"There are times when you must be firm with a woman, aren't there? And the time has come for you to be firm!" The color in his cheeks deepened. He knew what to do with his men on the knoll, but not what to do in the present situation. "This is our home; our home is our country. Here we remain; but, naturally, we don't propose to stick our heads out of the windows in a shower of shrapnel bullets," she continued. "Even your soldiers are not so zealous for death but they fight behind sand-bags. They are not like Mohammedan fatalists who so love to die for their illusions that they bare their breasts to bullets. We have already arranged sleeping-quarters in the rear. Good night!"
She held out her hand with a smile of conventional pleasantry. Had it not been for the sound of firing, which still continued, and for the walls denuded of pictures, they might have been parting at the head of the stairs at a house-party. She stopped half-way up in an impulse to call back happily:
"You see, masculine firmness did calm feminine hysteria!"
"Oh, Miss Galland!" he exclaimed. "Miss Galland, you are beyond me!"
"What a pose! How foolish to break out in that way!" she thought angrily, as she hastened up the rest of the flight and along the corridor. "To him of all men! A pattern-plate of an officer, who never has had anything but a military thought! But everything is pose! Everything is abnormal! And sleep? Sleep is a pose, too. I feel as if my eyes would remain open forever. Oh, I wish they would begin the fighting and tear the house to pieces if they are going to! I wish—"
She was at the door of her mother's room, which was like an antique shop. Old plates lay on top of old tables, with vases on the floor under the tables. Surrounded by her treasures, Mrs. Galland awaited the attack; not as a soldier awaits it, but as that venerable Roman senator of the story faced the barbarous Gauls—neither disputing the power of their spears nor yielding the self-respect of his own mind and soul. She had lain down in her wrapper for the night, and the light from a single candle—she still favored candles—revealed her features calm and philosophical among the pillows. Yet the magic of war, reaching deep into hidden emotions, had her also under its spell. Her voice was at once more tender and vital.

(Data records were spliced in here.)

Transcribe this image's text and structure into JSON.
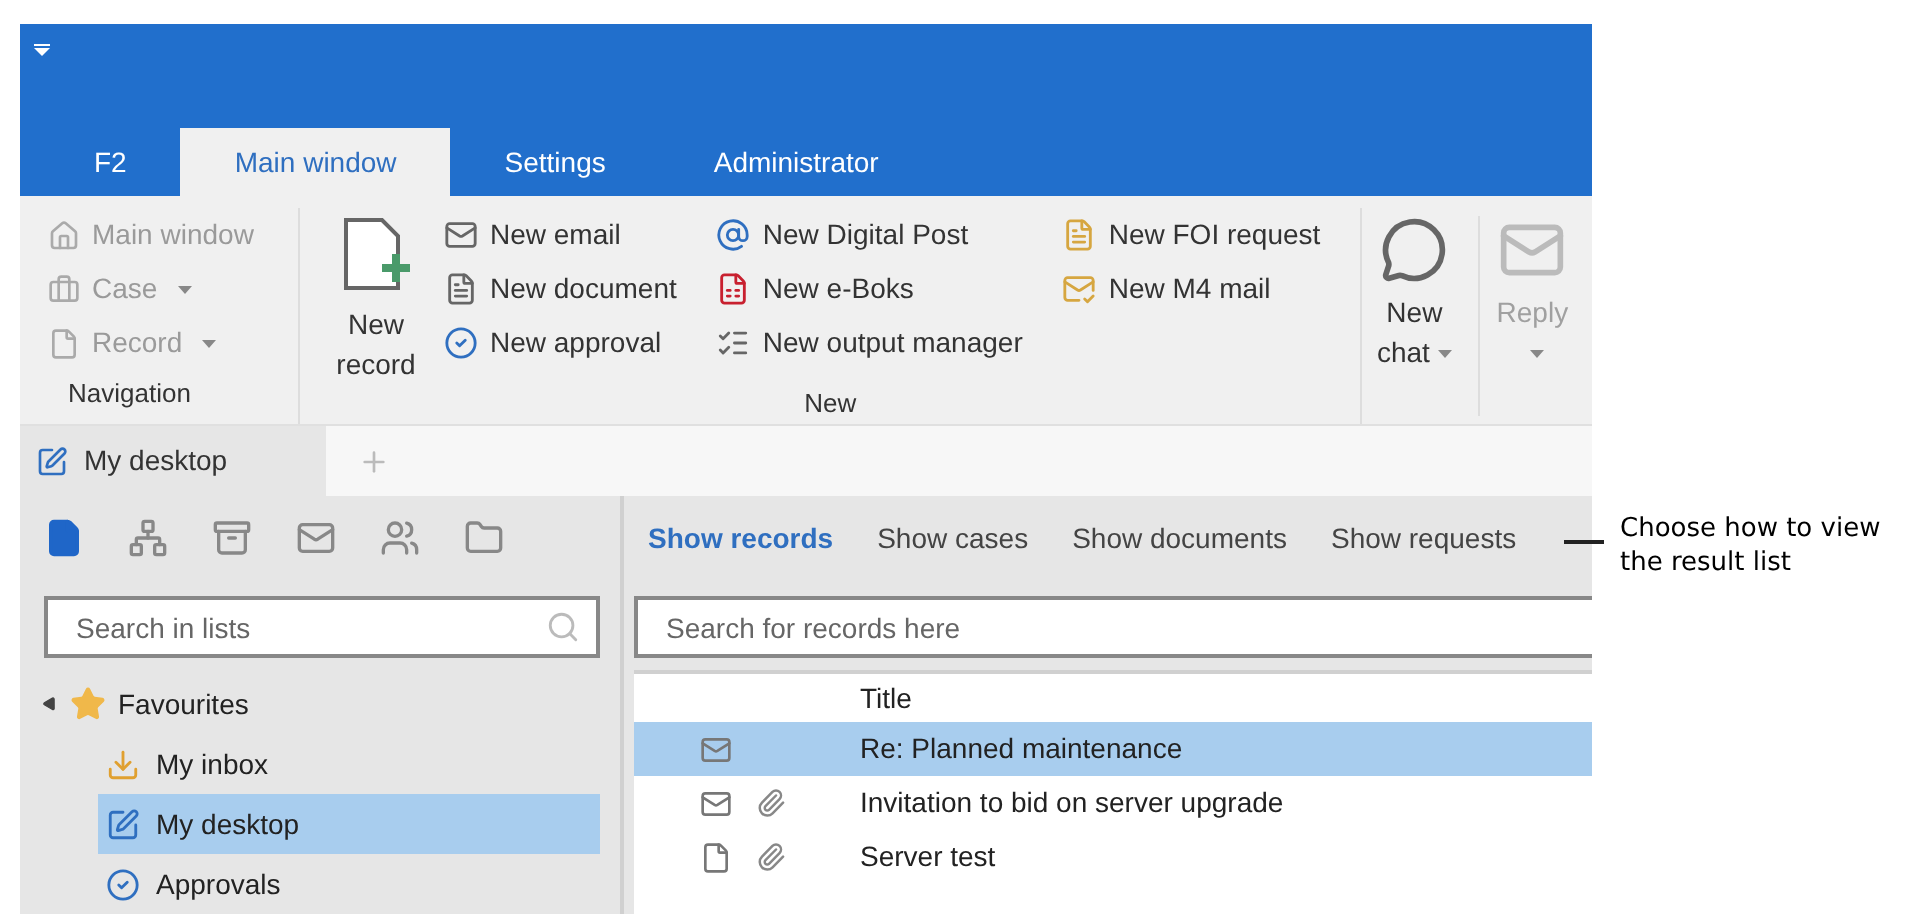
{
  "tabs": [
    {
      "label": "F2",
      "selected": false
    },
    {
      "label": "Main window",
      "selected": true
    },
    {
      "label": "Settings",
      "selected": false
    },
    {
      "label": "Administrator",
      "selected": false
    }
  ],
  "navigation": {
    "label": "Navigation",
    "items": [
      {
        "label": "Main window",
        "kind": "home",
        "disabled": true,
        "dropdown": false
      },
      {
        "label": "Case",
        "kind": "case",
        "disabled": true,
        "dropdown": true
      },
      {
        "label": "Record",
        "kind": "record",
        "disabled": true,
        "dropdown": true
      }
    ]
  },
  "new_group": {
    "label": "New",
    "large_button": {
      "label": "New record"
    },
    "columns": [
      [
        {
          "label": "New email",
          "kind": "email"
        },
        {
          "label": "New document",
          "kind": "document"
        },
        {
          "label": "New approval",
          "kind": "approval"
        }
      ],
      [
        {
          "label": "New Digital Post",
          "kind": "digital"
        },
        {
          "label": "New e-Boks",
          "kind": "eboks"
        },
        {
          "label": "New output manager",
          "kind": "output"
        }
      ],
      [
        {
          "label": "New FOI request",
          "kind": "foi"
        },
        {
          "label": "New M4 mail",
          "kind": "m4"
        }
      ]
    ]
  },
  "chat_button": {
    "label": "New chat",
    "dropdown": true,
    "disabled": false
  },
  "reply_button": {
    "label": "Reply",
    "dropdown": true,
    "disabled": true
  },
  "doc_tabs": [
    {
      "label": "My desktop",
      "selected": true
    }
  ],
  "list_types": [
    {
      "kind": "records",
      "selected": true
    },
    {
      "kind": "cases",
      "selected": false
    },
    {
      "kind": "cabinet",
      "selected": false
    },
    {
      "kind": "mail",
      "selected": false
    },
    {
      "kind": "people",
      "selected": false
    },
    {
      "kind": "folder",
      "selected": false
    }
  ],
  "list_search": {
    "placeholder": "Search in lists"
  },
  "tree": [
    {
      "label": "Favourites",
      "kind": "star",
      "expanded": true,
      "selected": false,
      "children": [
        {
          "label": "My inbox",
          "kind": "inbox",
          "selected": false
        },
        {
          "label": "My desktop",
          "kind": "desktop",
          "selected": true
        },
        {
          "label": "Approvals",
          "kind": "approval",
          "selected": false
        }
      ]
    }
  ],
  "result_views": [
    {
      "label": "Show records",
      "selected": true
    },
    {
      "label": "Show cases",
      "selected": false
    },
    {
      "label": "Show documents",
      "selected": false
    },
    {
      "label": "Show requests",
      "selected": false
    }
  ],
  "record_search": {
    "placeholder": "Search for records here"
  },
  "table": {
    "columns": [
      "Title"
    ],
    "rows": [
      {
        "kind": "email",
        "attachment": false,
        "title": "Re: Planned maintenance",
        "selected": true
      },
      {
        "kind": "email",
        "attachment": true,
        "title": "Invitation to bid on server upgrade",
        "selected": false
      },
      {
        "kind": "document",
        "attachment": true,
        "title": "Server test",
        "selected": false
      }
    ]
  },
  "callout": "Choose how to view the result list"
}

"Marta, I see that you are all on wires!"
"Yes; jangling wires, every one, jangling every second out of tune," Marta acquiesced.
"Marta, my father"—her father had been a premier of the Browns—"always said that you may enjoy the luxury of fussing over little things, for they don't count much one way or another; but about big things you must never fuss or you will not be worthy of big things. Marta, you cannot stop a railroad train with your hands. This is not the first war on earth and we are not the first women who ever thought that war was wrong. Each of us has his work to do and you will have yours. It does no good to tire yourself out and fly to pieces, even if you do know so much and have been around the world."
She smiled as a woman of sixty, who has a secret heart-break that she had never given her husband a son, may smile at a daughter who is both son and daughter to her, and her plump hand, all curves like her plump face and her plump body, spread open in appeal.